Speaking of working on it…Husby and I are transitioning back to being a child-free couple.  We haven’t gotten the hang of it yet.  Our work keeps us busy and we come home tired.  I’m starting to figure out that we need to build up our “couple-y” muscles.  We need to stay up a little later, need to reclaim our evenings from the zoning in front of the favorite television shows, build in more activities that we like to do together.  When one is in the throws of child rearing, you don’t have as much time to focus on the couple-y relationship.  You are busy working on the maintenance of the family schedule and abode and obligations.

This transition to being an independent couple again is odd. We’re going to the movies again.  We’ve visited Ikea to see what kind of furniture we may upgrade to after years of second-hand.  I’m starting to plan romantic dinners again…ones that include a little more spice now that we don’t have as picky an eater to accommodate.   I’m hoping to gradually plan more day trips re-exploring our beloved Bay Area  and Northern California.  I’m looking forward  to puttering in the garden more.  I know that we have a lot of house improvement and maintenance projects we want to take on.  I sense paint chips in my future.  I’m hoping to do more sewing of new curtains and cushions.  We’re in the process of re-feathering our empty nest.

Our nest is even emptier after our cat, Brigit, passed away in November because of a quick-moving cancer.  It is amazing how you can let a little furry critter into your house and they become a loved family member.  We still walk  into the house after a day at work and expect a friendly meow to greet us at the door.  This year we will be choosing to donate to a no-kill animal shelter in memory of Brigit The Loofa Porter Burress, a loving and sweet tabby  who came to us as a rescued feral kitten and became our furry girl for 12 years.  She is missed terribly.    Transitions can be bittersweet.

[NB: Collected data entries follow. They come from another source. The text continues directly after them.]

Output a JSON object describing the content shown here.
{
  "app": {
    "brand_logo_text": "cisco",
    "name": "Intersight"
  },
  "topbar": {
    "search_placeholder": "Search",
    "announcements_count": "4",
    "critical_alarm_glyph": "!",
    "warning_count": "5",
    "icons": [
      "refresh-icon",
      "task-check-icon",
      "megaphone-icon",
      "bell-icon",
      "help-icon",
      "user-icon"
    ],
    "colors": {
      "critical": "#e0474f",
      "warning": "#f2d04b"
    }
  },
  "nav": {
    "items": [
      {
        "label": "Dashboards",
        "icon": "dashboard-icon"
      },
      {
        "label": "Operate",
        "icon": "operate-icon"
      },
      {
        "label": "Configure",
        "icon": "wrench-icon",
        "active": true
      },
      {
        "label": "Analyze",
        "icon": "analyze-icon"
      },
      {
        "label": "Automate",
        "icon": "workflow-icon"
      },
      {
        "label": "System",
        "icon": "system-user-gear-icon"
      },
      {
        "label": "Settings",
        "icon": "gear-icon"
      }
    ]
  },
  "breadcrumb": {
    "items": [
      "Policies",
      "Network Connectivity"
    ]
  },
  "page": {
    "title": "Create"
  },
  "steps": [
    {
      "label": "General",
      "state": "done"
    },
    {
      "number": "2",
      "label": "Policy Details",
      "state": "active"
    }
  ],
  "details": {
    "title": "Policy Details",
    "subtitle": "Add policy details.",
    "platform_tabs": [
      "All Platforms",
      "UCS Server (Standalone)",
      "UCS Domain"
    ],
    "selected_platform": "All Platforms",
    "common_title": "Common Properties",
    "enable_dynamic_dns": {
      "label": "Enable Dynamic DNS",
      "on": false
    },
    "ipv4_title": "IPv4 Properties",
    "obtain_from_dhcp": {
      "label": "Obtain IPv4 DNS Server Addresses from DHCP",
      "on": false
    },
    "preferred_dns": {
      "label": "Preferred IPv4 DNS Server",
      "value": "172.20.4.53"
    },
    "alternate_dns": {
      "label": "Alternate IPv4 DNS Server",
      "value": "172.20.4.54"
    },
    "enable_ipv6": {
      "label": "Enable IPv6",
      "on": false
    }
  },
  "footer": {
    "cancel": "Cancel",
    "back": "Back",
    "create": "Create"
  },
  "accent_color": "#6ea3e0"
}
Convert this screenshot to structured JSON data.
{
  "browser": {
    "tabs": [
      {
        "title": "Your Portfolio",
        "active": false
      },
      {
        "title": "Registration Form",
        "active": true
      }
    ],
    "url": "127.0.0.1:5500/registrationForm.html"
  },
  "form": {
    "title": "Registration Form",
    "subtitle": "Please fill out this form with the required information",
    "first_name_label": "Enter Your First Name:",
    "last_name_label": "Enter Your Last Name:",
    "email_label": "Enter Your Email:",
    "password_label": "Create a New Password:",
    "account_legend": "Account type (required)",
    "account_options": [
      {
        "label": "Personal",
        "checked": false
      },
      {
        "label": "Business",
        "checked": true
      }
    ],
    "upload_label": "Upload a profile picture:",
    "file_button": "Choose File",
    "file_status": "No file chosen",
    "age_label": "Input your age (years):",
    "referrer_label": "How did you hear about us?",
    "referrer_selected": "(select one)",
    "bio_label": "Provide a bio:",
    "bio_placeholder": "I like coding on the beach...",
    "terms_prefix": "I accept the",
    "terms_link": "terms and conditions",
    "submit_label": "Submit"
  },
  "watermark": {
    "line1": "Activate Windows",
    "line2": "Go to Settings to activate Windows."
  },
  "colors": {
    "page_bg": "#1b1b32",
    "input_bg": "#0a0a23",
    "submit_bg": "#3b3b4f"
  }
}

Also bittersweet is dealing with the way I see myself.  I’m thinking about what kind of projects I want to take on, what hobbies I want to continue with, what baggage (both physical and psychological) I want to abandon.  I’ve had other women tell me that when your kid leaves the house you get to change you life.  I’m wondering how I want to change it.  Here in my late 40s, I’m keenly aware of how I have transitioned away from a life where it is easy to take risks or be unanchored.  I feel the worries of the sandwich generation, worrying for my child and my/our parents, while not quite at ease with my own station.  And yet, there is a part of me that is optimistic and curious about how I can redesign my life.

I’m having to think about  what is Magaidh known as: wife, mother, daughter, worker, volunteer, friend, neighbor, crafter.  Where are my interests pulled?  Where is my time obligated to?  How do I want to redirect my energy and resources?  I’m finding myself less patient with narrow thinking (both liberal and conservative) and more willing to laugh (often sarcastically) at what others are putting as priorities.

The fall season is ending and winter arrives in a few days.  That is a transition that shows how life and cycles will continue regardless of our intellectual consideration of them.

I think I’ll grab a scarf and go out.